Forrest made him an offer he couldn’t refuse: “I was like, the catch is you've got to sing, because neither of us is going to sing, and we really want to keep it a trio,” he laughed. “It took a little convincing, but he was down.”



Eventually the band decided not to keep it a trio when Smith got the itch to ditch his bass. “I really wanted to play guitar,” he said. “I consider myself a guitar player first. I hadn't played guitar in a band seriously in a handful of years and I feel like that's the shit I want to do.”

They brought in Kevin Bernsten of Philly noisemakers Triac to handle the bass duties, feeling he would fit right in. “I feel like Triac was the perfect mix of Unsane and grind,” said Forrest, “and I just kind of went off with that.”

Eye Flys takes more than just their name from a seminal 1990s noise-rock band. The band’s debut Context EP, released just today via Thrill Jockey Records, is one explosive overture after another of abrasive, menacing, mid-tempo homages to the days when cranky indie rockers recorded for Amphetamine Reptile and Touch and Go.

The drummer nodded, “Even at the end of Backslider, you can feel on Motherfucker, the influences there; I was definitely getting more and more into Unsane, Cherubs, The Jesus Lizard, all of that. After a while, playing in punk and hardcore and grind bands, just playing so fast all the time… it was just kind of relaxing for me.”

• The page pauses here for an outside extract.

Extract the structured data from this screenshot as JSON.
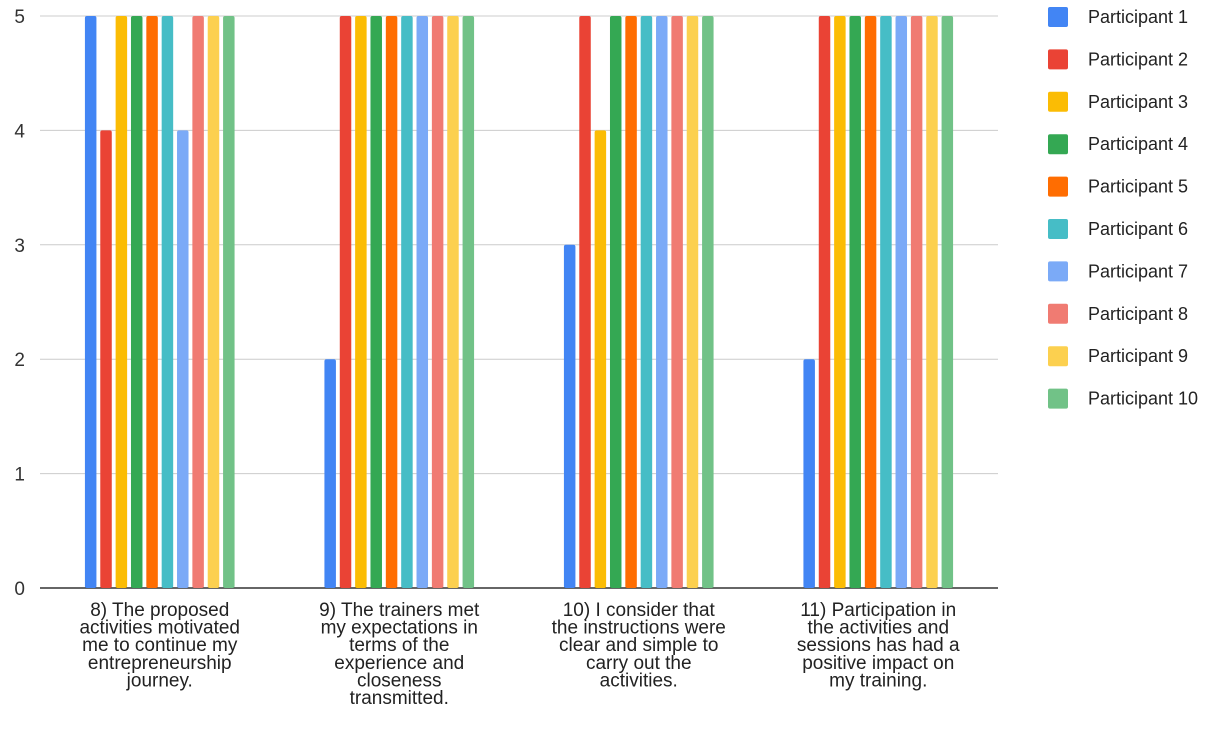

Despite outward appearances, noise rock was not a homogenous movement, even during that specific era. On the Context EP, Eye Flys tempers impulses for the chaotic with controlled song structures. “Stems” is dirgy Melvins worship, “Crushing the Human Spirit” is raw rock aggression akin to the lost and lamented Surgery, whereas “Weaponize” -- the first song the band reworked from Forrest’s demos he worked on before ever forming the band -- reminds of the poppiest band from that scene, Helmet. The final tally resides in a sweet spot drawing from both extremes.

“That's pretty much what we're going for,” Forrest enthused. “You don't want it to be a total fucked up thing. We want there to be songs.”

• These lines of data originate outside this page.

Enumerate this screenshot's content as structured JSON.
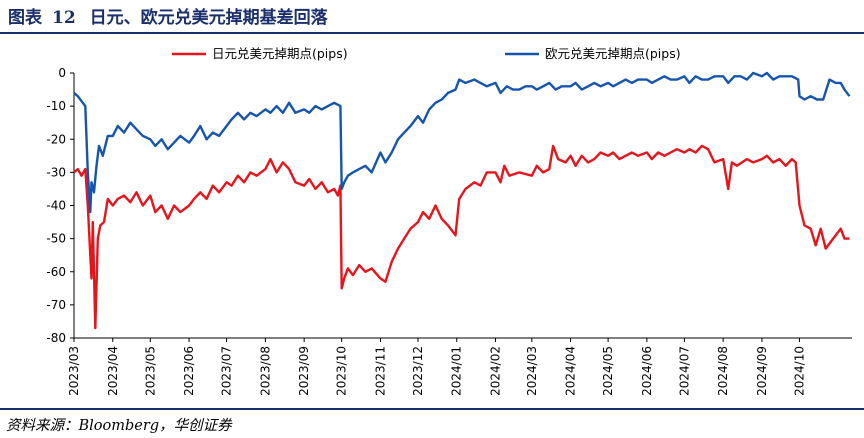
{
  "header": {
    "figure_label": "图表",
    "figure_number": "12",
    "title": "日元、欧元兑美元掉期基差回落"
  },
  "footer": {
    "source": "资料来源：Bloomberg，华创证券"
  },
  "colors": {
    "jpy": "#e8141c",
    "eur": "#1555b0",
    "accent": "#1a2f6b"
  },
  "chart_data": {
    "type": "line",
    "ylim": [
      -80,
      0
    ],
    "yticks": [
      0,
      -10,
      -20,
      -30,
      -40,
      -50,
      -60,
      -70,
      -80
    ],
    "xlim": [
      "2023-03-01",
      "2024-11-12"
    ],
    "xticks": [
      "2023/03",
      "2023/04",
      "2023/05",
      "2023/06",
      "2023/07",
      "2023/08",
      "2023/09",
      "2023/10",
      "2023/11",
      "2023/12",
      "2024/01",
      "2024/02",
      "2024/03",
      "2024/04",
      "2024/05",
      "2024/06",
      "2024/07",
      "2024/08",
      "2024/09",
      "2024/10"
    ],
    "legend_position": "top",
    "grid": false,
    "series": [
      {
        "name": "日元兑美元掉期点(pips)",
        "color": "#e8141c",
        "points": [
          [
            "2023-03-01",
            -30
          ],
          [
            "2023-03-04",
            -29
          ],
          [
            "2023-03-07",
            -31
          ],
          [
            "2023-03-10",
            -29
          ],
          [
            "2023-03-12",
            -40
          ],
          [
            "2023-03-14",
            -55
          ],
          [
            "2023-03-15",
            -62
          ],
          [
            "2023-03-16",
            -45
          ],
          [
            "2023-03-17",
            -60
          ],
          [
            "2023-03-18",
            -77
          ],
          [
            "2023-03-20",
            -50
          ],
          [
            "2023-03-22",
            -46
          ],
          [
            "2023-03-25",
            -45
          ],
          [
            "2023-03-28",
            -38
          ],
          [
            "2023-04-01",
            -40
          ],
          [
            "2023-04-05",
            -38
          ],
          [
            "2023-04-10",
            -37
          ],
          [
            "2023-04-15",
            -39
          ],
          [
            "2023-04-20",
            -36
          ],
          [
            "2023-04-25",
            -40
          ],
          [
            "2023-05-01",
            -37
          ],
          [
            "2023-05-05",
            -42
          ],
          [
            "2023-05-10",
            -40
          ],
          [
            "2023-05-15",
            -44
          ],
          [
            "2023-05-20",
            -40
          ],
          [
            "2023-05-25",
            -42
          ],
          [
            "2023-06-01",
            -40
          ],
          [
            "2023-06-05",
            -38
          ],
          [
            "2023-06-10",
            -36
          ],
          [
            "2023-06-15",
            -38
          ],
          [
            "2023-06-20",
            -34
          ],
          [
            "2023-06-25",
            -36
          ],
          [
            "2023-07-01",
            -33
          ],
          [
            "2023-07-05",
            -34
          ],
          [
            "2023-07-10",
            -31
          ],
          [
            "2023-07-15",
            -33
          ],
          [
            "2023-07-20",
            -30
          ],
          [
            "2023-07-25",
            -31
          ],
          [
            "2023-08-01",
            -29
          ],
          [
            "2023-08-05",
            -26
          ],
          [
            "2023-08-10",
            -30
          ],
          [
            "2023-08-15",
            -27
          ],
          [
            "2023-08-20",
            -29
          ],
          [
            "2023-08-25",
            -33
          ],
          [
            "2023-09-01",
            -34
          ],
          [
            "2023-09-05",
            -32
          ],
          [
            "2023-09-10",
            -35
          ],
          [
            "2023-09-15",
            -33
          ],
          [
            "2023-09-20",
            -36
          ],
          [
            "2023-09-25",
            -35
          ],
          [
            "2023-09-28",
            -37
          ],
          [
            "2023-09-30",
            -34
          ],
          [
            "2023-10-01",
            -65
          ],
          [
            "2023-10-03",
            -62
          ],
          [
            "2023-10-06",
            -59
          ],
          [
            "2023-10-10",
            -61
          ],
          [
            "2023-10-15",
            -58
          ],
          [
            "2023-10-20",
            -60
          ],
          [
            "2023-10-25",
            -59
          ],
          [
            "2023-11-01",
            -62
          ],
          [
            "2023-11-05",
            -63
          ],
          [
            "2023-11-10",
            -57
          ],
          [
            "2023-11-15",
            -53
          ],
          [
            "2023-11-20",
            -50
          ],
          [
            "2023-11-25",
            -47
          ],
          [
            "2023-12-01",
            -45
          ],
          [
            "2023-12-05",
            -42
          ],
          [
            "2023-12-10",
            -44
          ],
          [
            "2023-12-15",
            -40
          ],
          [
            "2023-12-20",
            -44
          ],
          [
            "2023-12-25",
            -46
          ],
          [
            "2023-12-31",
            -49
          ],
          [
            "2024-01-03",
            -38
          ],
          [
            "2024-01-08",
            -35
          ],
          [
            "2024-01-15",
            -33
          ],
          [
            "2024-01-20",
            -34
          ],
          [
            "2024-01-25",
            -30
          ],
          [
            "2024-02-01",
            -30
          ],
          [
            "2024-02-05",
            -33
          ],
          [
            "2024-02-08",
            -28
          ],
          [
            "2024-02-12",
            -31
          ],
          [
            "2024-02-20",
            -30
          ],
          [
            "2024-03-01",
            -31
          ],
          [
            "2024-03-05",
            -28
          ],
          [
            "2024-03-10",
            -30
          ],
          [
            "2024-03-15",
            -29
          ],
          [
            "2024-03-18",
            -22
          ],
          [
            "2024-03-22",
            -26
          ],
          [
            "2024-03-28",
            -27
          ],
          [
            "2024-04-01",
            -25
          ],
          [
            "2024-04-05",
            -28
          ],
          [
            "2024-04-10",
            -25
          ],
          [
            "2024-04-15",
            -27
          ],
          [
            "2024-04-20",
            -26
          ],
          [
            "2024-04-25",
            -24
          ],
          [
            "2024-05-01",
            -25
          ],
          [
            "2024-05-05",
            -24
          ],
          [
            "2024-05-10",
            -26
          ],
          [
            "2024-05-15",
            -25
          ],
          [
            "2024-05-20",
            -24
          ],
          [
            "2024-05-25",
            -25
          ],
          [
            "2024-06-01",
            -24
          ],
          [
            "2024-06-05",
            -26
          ],
          [
            "2024-06-10",
            -24
          ],
          [
            "2024-06-15",
            -25
          ],
          [
            "2024-06-20",
            -24
          ],
          [
            "2024-06-25",
            -23
          ],
          [
            "2024-07-01",
            -24
          ],
          [
            "2024-07-05",
            -23
          ],
          [
            "2024-07-10",
            -24
          ],
          [
            "2024-07-15",
            -22
          ],
          [
            "2024-07-20",
            -23
          ],
          [
            "2024-07-25",
            -27
          ],
          [
            "2024-08-01",
            -26
          ],
          [
            "2024-08-05",
            -35
          ],
          [
            "2024-08-08",
            -27
          ],
          [
            "2024-08-12",
            -28
          ],
          [
            "2024-08-20",
            -26
          ],
          [
            "2024-08-25",
            -27
          ],
          [
            "2024-09-01",
            -26
          ],
          [
            "2024-09-05",
            -25
          ],
          [
            "2024-09-10",
            -27
          ],
          [
            "2024-09-15",
            -26
          ],
          [
            "2024-09-20",
            -28
          ],
          [
            "2024-09-25",
            -26
          ],
          [
            "2024-09-28",
            -27
          ],
          [
            "2024-10-01",
            -40
          ],
          [
            "2024-10-05",
            -46
          ],
          [
            "2024-10-10",
            -47
          ],
          [
            "2024-10-14",
            -52
          ],
          [
            "2024-10-18",
            -47
          ],
          [
            "2024-10-22",
            -53
          ],
          [
            "2024-10-26",
            -51
          ],
          [
            "2024-10-30",
            -49
          ],
          [
            "2024-11-03",
            -47
          ],
          [
            "2024-11-06",
            -50
          ],
          [
            "2024-11-10",
            -50
          ]
        ]
      },
      {
        "name": "欧元兑美元掉期点(pips)",
        "color": "#1555b0",
        "points": [
          [
            "2023-03-01",
            -6
          ],
          [
            "2023-03-04",
            -7
          ],
          [
            "2023-03-08",
            -9
          ],
          [
            "2023-03-10",
            -10
          ],
          [
            "2023-03-12",
            -30
          ],
          [
            "2023-03-14",
            -42
          ],
          [
            "2023-03-15",
            -33
          ],
          [
            "2023-03-17",
            -36
          ],
          [
            "2023-03-19",
            -28
          ],
          [
            "2023-03-21",
            -22
          ],
          [
            "2023-03-24",
            -25
          ],
          [
            "2023-03-28",
            -19
          ],
          [
            "2023-04-01",
            -19
          ],
          [
            "2023-04-05",
            -16
          ],
          [
            "2023-04-10",
            -18
          ],
          [
            "2023-04-15",
            -15
          ],
          [
            "2023-04-20",
            -17
          ],
          [
            "2023-04-25",
            -19
          ],
          [
            "2023-05-01",
            -20
          ],
          [
            "2023-05-05",
            -22
          ],
          [
            "2023-05-10",
            -20
          ],
          [
            "2023-05-15",
            -23
          ],
          [
            "2023-05-20",
            -21
          ],
          [
            "2023-05-25",
            -19
          ],
          [
            "2023-06-01",
            -21
          ],
          [
            "2023-06-05",
            -19
          ],
          [
            "2023-06-10",
            -16
          ],
          [
            "2023-06-15",
            -20
          ],
          [
            "2023-06-20",
            -18
          ],
          [
            "2023-06-25",
            -19
          ],
          [
            "2023-07-01",
            -16
          ],
          [
            "2023-07-05",
            -14
          ],
          [
            "2023-07-10",
            -12
          ],
          [
            "2023-07-15",
            -14
          ],
          [
            "2023-07-20",
            -12
          ],
          [
            "2023-07-25",
            -13
          ],
          [
            "2023-08-01",
            -11
          ],
          [
            "2023-08-05",
            -12
          ],
          [
            "2023-08-10",
            -10
          ],
          [
            "2023-08-15",
            -12
          ],
          [
            "2023-08-20",
            -9
          ],
          [
            "2023-08-25",
            -12
          ],
          [
            "2023-09-01",
            -11
          ],
          [
            "2023-09-05",
            -12
          ],
          [
            "2023-09-10",
            -10
          ],
          [
            "2023-09-15",
            -11
          ],
          [
            "2023-09-20",
            -10
          ],
          [
            "2023-09-25",
            -9
          ],
          [
            "2023-09-30",
            -10
          ],
          [
            "2023-10-01",
            -35
          ],
          [
            "2023-10-03",
            -33
          ],
          [
            "2023-10-06",
            -31
          ],
          [
            "2023-10-10",
            -30
          ],
          [
            "2023-10-15",
            -29
          ],
          [
            "2023-10-20",
            -28
          ],
          [
            "2023-10-25",
            -30
          ],
          [
            "2023-11-01",
            -24
          ],
          [
            "2023-11-05",
            -27
          ],
          [
            "2023-11-10",
            -24
          ],
          [
            "2023-11-15",
            -20
          ],
          [
            "2023-11-20",
            -18
          ],
          [
            "2023-11-25",
            -16
          ],
          [
            "2023-12-01",
            -13
          ],
          [
            "2023-12-05",
            -15
          ],
          [
            "2023-12-10",
            -11
          ],
          [
            "2023-12-15",
            -9
          ],
          [
            "2023-12-20",
            -8
          ],
          [
            "2023-12-25",
            -6
          ],
          [
            "2023-12-31",
            -5
          ],
          [
            "2024-01-03",
            -2
          ],
          [
            "2024-01-08",
            -3
          ],
          [
            "2024-01-15",
            -2
          ],
          [
            "2024-01-20",
            -3
          ],
          [
            "2024-01-25",
            -4
          ],
          [
            "2024-02-01",
            -3
          ],
          [
            "2024-02-05",
            -6
          ],
          [
            "2024-02-10",
            -4
          ],
          [
            "2024-02-15",
            -5
          ],
          [
            "2024-02-20",
            -5
          ],
          [
            "2024-02-25",
            -4
          ],
          [
            "2024-03-01",
            -4
          ],
          [
            "2024-03-05",
            -5
          ],
          [
            "2024-03-10",
            -4
          ],
          [
            "2024-03-15",
            -3
          ],
          [
            "2024-03-20",
            -5
          ],
          [
            "2024-03-25",
            -4
          ],
          [
            "2024-04-01",
            -4
          ],
          [
            "2024-04-05",
            -3
          ],
          [
            "2024-04-10",
            -5
          ],
          [
            "2024-04-15",
            -4
          ],
          [
            "2024-04-20",
            -3
          ],
          [
            "2024-04-25",
            -4
          ],
          [
            "2024-05-01",
            -3
          ],
          [
            "2024-05-05",
            -4
          ],
          [
            "2024-05-10",
            -3
          ],
          [
            "2024-05-15",
            -2
          ],
          [
            "2024-05-20",
            -3
          ],
          [
            "2024-05-25",
            -2
          ],
          [
            "2024-06-01",
            -2
          ],
          [
            "2024-06-05",
            -3
          ],
          [
            "2024-06-10",
            -2
          ],
          [
            "2024-06-15",
            -1
          ],
          [
            "2024-06-20",
            -2
          ],
          [
            "2024-06-25",
            -2
          ],
          [
            "2024-07-01",
            -1
          ],
          [
            "2024-07-05",
            -3
          ],
          [
            "2024-07-10",
            -1
          ],
          [
            "2024-07-15",
            -2
          ],
          [
            "2024-07-20",
            -2
          ],
          [
            "2024-07-25",
            -1
          ],
          [
            "2024-08-01",
            -1
          ],
          [
            "2024-08-05",
            -3
          ],
          [
            "2024-08-10",
            -1
          ],
          [
            "2024-08-15",
            -1
          ],
          [
            "2024-08-20",
            -2
          ],
          [
            "2024-08-25",
            0
          ],
          [
            "2024-09-01",
            -1
          ],
          [
            "2024-09-05",
            0
          ],
          [
            "2024-09-10",
            -2
          ],
          [
            "2024-09-15",
            -1
          ],
          [
            "2024-09-20",
            -1
          ],
          [
            "2024-09-25",
            -1
          ],
          [
            "2024-09-30",
            -2
          ],
          [
            "2024-10-01",
            -7
          ],
          [
            "2024-10-05",
            -8
          ],
          [
            "2024-10-10",
            -7
          ],
          [
            "2024-10-15",
            -8
          ],
          [
            "2024-10-20",
            -8
          ],
          [
            "2024-10-25",
            -2
          ],
          [
            "2024-10-30",
            -3
          ],
          [
            "2024-11-03",
            -3
          ],
          [
            "2024-11-06",
            -5
          ],
          [
            "2024-11-10",
            -7
          ]
        ]
      }
    ]
  }
}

Smith elaborated, “We're a great contrast for each other because I think we push each other a little bit in the opposite directions. In my adult life I've played in punk rock bands so there's a space there for me where I'm like, I want it to be catchy, I want a verse-chorus situation. But you don't know how many times I've heard Pat say, ‘I want things to be real fucked up.’ I'm into that, but sometimes he's got to push me into that space.’

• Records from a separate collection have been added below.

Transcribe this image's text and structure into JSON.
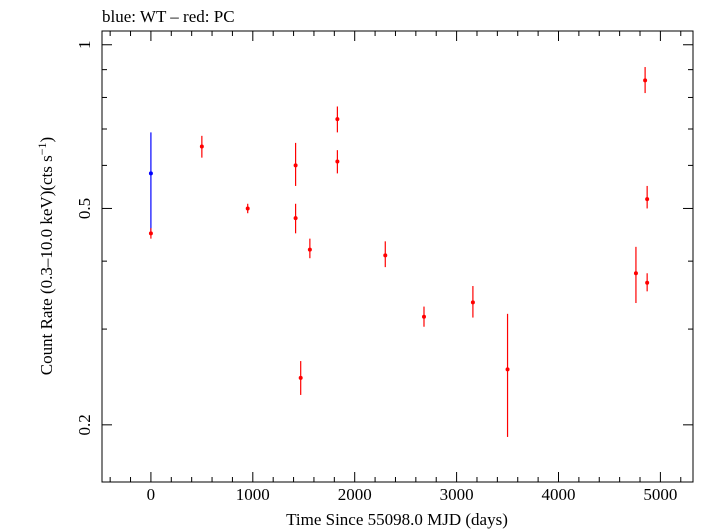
{
  "chart_data": {
    "type": "scatter",
    "title": "blue: WT – red: PC",
    "xlabel": "Time Since 55098.0 MJD (days)",
    "ylabel_main": "Count Rate (0.3–10.0 keV)(cts s",
    "ylabel_sup": "−1",
    "ylabel_close": ")",
    "xlim": [
      -480,
      5320
    ],
    "ylim": [
      0.157,
      1.06
    ],
    "yscale": "log",
    "x_ticks": [
      0,
      1000,
      2000,
      3000,
      4000,
      5000
    ],
    "x_tick_labels": [
      "0",
      "1000",
      "2000",
      "3000",
      "4000",
      "5000"
    ],
    "x_minor_step": 200,
    "y_ticks": [
      0.2,
      0.5,
      1
    ],
    "y_tick_labels": [
      "0.2",
      "0.5",
      "1"
    ],
    "y_minor_ticks": [
      0.3,
      0.4,
      0.6,
      0.7,
      0.8,
      0.9
    ],
    "colors": {
      "WT": "#0000ff",
      "PC": "#ff0000"
    },
    "series": [
      {
        "name": "WT",
        "color": "#0000ff",
        "points": [
          {
            "x": 0,
            "y": 0.58,
            "ylo": 0.45,
            "yhi": 0.69
          }
        ]
      },
      {
        "name": "PC",
        "color": "#ff0000",
        "points": [
          {
            "x": 0,
            "y": 0.45,
            "ylo": 0.44,
            "yhi": 0.46
          },
          {
            "x": 500,
            "y": 0.65,
            "ylo": 0.62,
            "yhi": 0.68
          },
          {
            "x": 950,
            "y": 0.5,
            "ylo": 0.49,
            "yhi": 0.51
          },
          {
            "x": 1420,
            "y": 0.6,
            "ylo": 0.55,
            "yhi": 0.66
          },
          {
            "x": 1420,
            "y": 0.48,
            "ylo": 0.45,
            "yhi": 0.51
          },
          {
            "x": 1470,
            "y": 0.244,
            "ylo": 0.227,
            "yhi": 0.262
          },
          {
            "x": 1560,
            "y": 0.42,
            "ylo": 0.405,
            "yhi": 0.44
          },
          {
            "x": 1830,
            "y": 0.61,
            "ylo": 0.58,
            "yhi": 0.64
          },
          {
            "x": 1830,
            "y": 0.73,
            "ylo": 0.69,
            "yhi": 0.77
          },
          {
            "x": 2300,
            "y": 0.41,
            "ylo": 0.39,
            "yhi": 0.435
          },
          {
            "x": 2680,
            "y": 0.316,
            "ylo": 0.303,
            "yhi": 0.33
          },
          {
            "x": 3160,
            "y": 0.336,
            "ylo": 0.315,
            "yhi": 0.36
          },
          {
            "x": 3500,
            "y": 0.253,
            "ylo": 0.19,
            "yhi": 0.32
          },
          {
            "x": 4760,
            "y": 0.38,
            "ylo": 0.335,
            "yhi": 0.425
          },
          {
            "x": 4850,
            "y": 0.86,
            "ylo": 0.815,
            "yhi": 0.91
          },
          {
            "x": 4870,
            "y": 0.52,
            "ylo": 0.5,
            "yhi": 0.55
          },
          {
            "x": 4870,
            "y": 0.365,
            "ylo": 0.352,
            "yhi": 0.38
          }
        ]
      }
    ]
  }
}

With three-quarters of the band in concurrent projects, and Full of Hell in particular having many touring and recording commitments, when will Eye Flys be able to tour and add to the dozen regional shows they have done to date?

“We don't exactly know,” conceded Smith. “We hugely rely on Spencer, and we have a lot of other shit going on. Matt's got a briefing of all of our schedules for the year. But we are eager to get out and tour as much as we can.

“We're doing something really cool next spring that folks will hear about soon -- we're going to track a [full-length] record that's going to come out next spring; we're going to do a tour that's going to be really fun after that. We're working through Heavy Talent so they're trying to help us get some stuff that fits with our schedule. You'll see us out on the road for sure.”


The Context EP released today via Thrill Jockey.